Nós cremos no Espírito Santo, poder santificar de Deus, na Santa Igreja Católica, lugar privilegiado da ação do Espírito. A comunhão dos santos não diz respeito, em primeiro lugar, aos cristãos, mas às “coisas santas”, ou seja, à celebração da eucaristia, na qual Deus oferece ao mundo o Santo, Jesus, o Filho, que se faz presente ressuscitado. A ação do Espírito torna Cristo presente na comunidade celebrante e nas espécies do pão e do vinho. A Igreja se reúne em torno do Ressuscitado, o Santo de Deus, e isso constitui sua existência para além das divisões de cargos e ministérios. A santidade da Igreja vem da presença do Espírito que a configura a Cristo, o Santo por excelência. Muito cedo, porém, essa santidade foi estendida às pessoas que o Espírito Santo santifica ao configurar a Cristo e reunir em torno dele na mesa eucarística. A aliança de Deus vivida com seu povo no AT se mantém e se intensifica na nova aliança. O mesmo texto de Ex 19 reaparece, agora com novo vigor e em contexto mais amplo, no NT: “Vós, pois, sois a raça eleita, a nação santa, o povo que conquistou para si, para que proclameis os altos feitos daquele que das trevas vos chamou para sua maravilhosa luz” (1 Pd 2, 9).

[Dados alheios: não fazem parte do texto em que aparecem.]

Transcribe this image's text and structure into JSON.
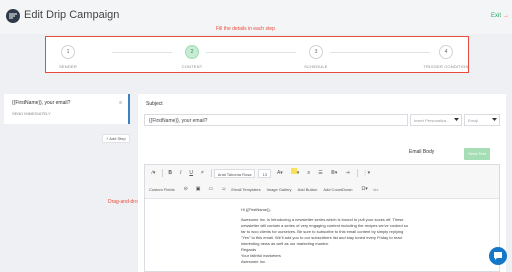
{
  "header": {
    "title": "Edit Drip Campaign",
    "exit_label": "Exit",
    "exit_arrow": "→"
  },
  "annotations": {
    "top": "Fill the details in each step",
    "left": "Drag-and-drop editor"
  },
  "steps": [
    {
      "num": "1",
      "label": "SENDER"
    },
    {
      "num": "2",
      "label": "CONTENT"
    },
    {
      "num": "3",
      "label": "SCHEDULE"
    },
    {
      "num": "4",
      "label": "TRIGGER CONDITION"
    }
  ],
  "active_step": 2,
  "sidebar": {
    "step_subject": "{{FirstName}}, your email?",
    "send_timing": "SEND IMMEDIATELY",
    "menu_icon": "≡",
    "add_step_label": "+ Add Step"
  },
  "subject": {
    "label": "Subject",
    "value": "{{FirstName}}, your email?",
    "personalize_placeholder": "Insert Personaliza...",
    "emoji_placeholder": "Emoji"
  },
  "email_body": {
    "label": "Email Body",
    "send_test_label": "Send Test"
  },
  "toolbar": {
    "row1": {
      "font_family": "Arial Tahoma Rosa",
      "font_size": "13"
    },
    "row2": {
      "custom_fields": "Custom Fields",
      "email_templates": "Email Templates",
      "image_gallery": "Image Gallery",
      "add_button": "Add Button",
      "add_countdown": "Add CountDown",
      "code": "</>"
    }
  },
  "content": {
    "greeting": "Hi {{FirstName}},",
    "paragraph": "Awesome Inc. is introducing a newsletter series which is bound to pull your socks off. These newsletter will contain a series of very engaging content including the recipes we've cooked so far to woo clients for ourselves. Be sure to subscribe to this email content by simply replying \"Yes\" to this email. We'll add you to our subscribers list and stay tuned every Friday to read interesting news as well as our marketing mantra.",
    "regards": "Regards",
    "signoff": "Your faithful marketers",
    "company": "Awesome Inc."
  },
  "colors": {
    "accent_green": "#27ae60",
    "annotation_red": "#e74c3c",
    "primary_blue": "#1677c9"
  }
}
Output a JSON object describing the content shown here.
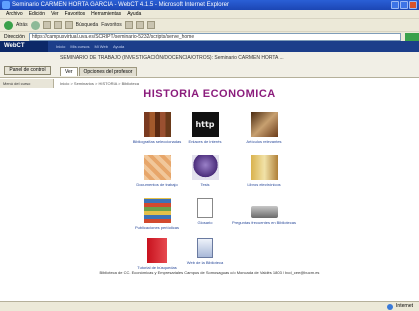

Todas as pessoas são, em certo sentido, santas, porque criadas por Deus. Essa santidade é ontológica, porque o fundamento da existência de cada ser humano é Deus. A criação de Deus participa de sua santidade, sobretudo o ser humano criado à sua imagem e semelhança (cf. Gn 1,26). No batismo, os cristãos recebem a graça de pertencer a Cristo e a missão de testemunhá-lo. São chamados por Deus não por causa de suas obras, mas do desígnio de sua graça. Justificados no Senhor Jesus com o batismo, pela presença do Espírito, se tornam verdadeiros filhos de Deus e partícipes da natureza divina e, por isto, são santos (LG 40). Reúnem-se pelo Espírito em torno do Ressuscitado na Eucaristia que os torna o corpo de Cristo, portanto unidos entre si. Aqui se encontra a communio sanctorum, a comunhão dos santos, que a ultraa a existência terrena, estendendo-se à eternidade através da união entre os que vivem em Cristo na história e aqueles que já estão na glória. Segundo a Lumen Gentium, “todos quantos são de Cristo, tendo o seu Espírito, congregam-se numa só Igreja e nele estão unidos entre si (cf. Ef 4,6). Em vista disso, a união dos que estão na terra com os irmãos que descansam na paz de Cristo de maneira nenhuma se interrompe, ao contrário, conforme a fé perene da Igreja, vê-se fortalecida pela comunicação dos bens espirituais” (LG 49).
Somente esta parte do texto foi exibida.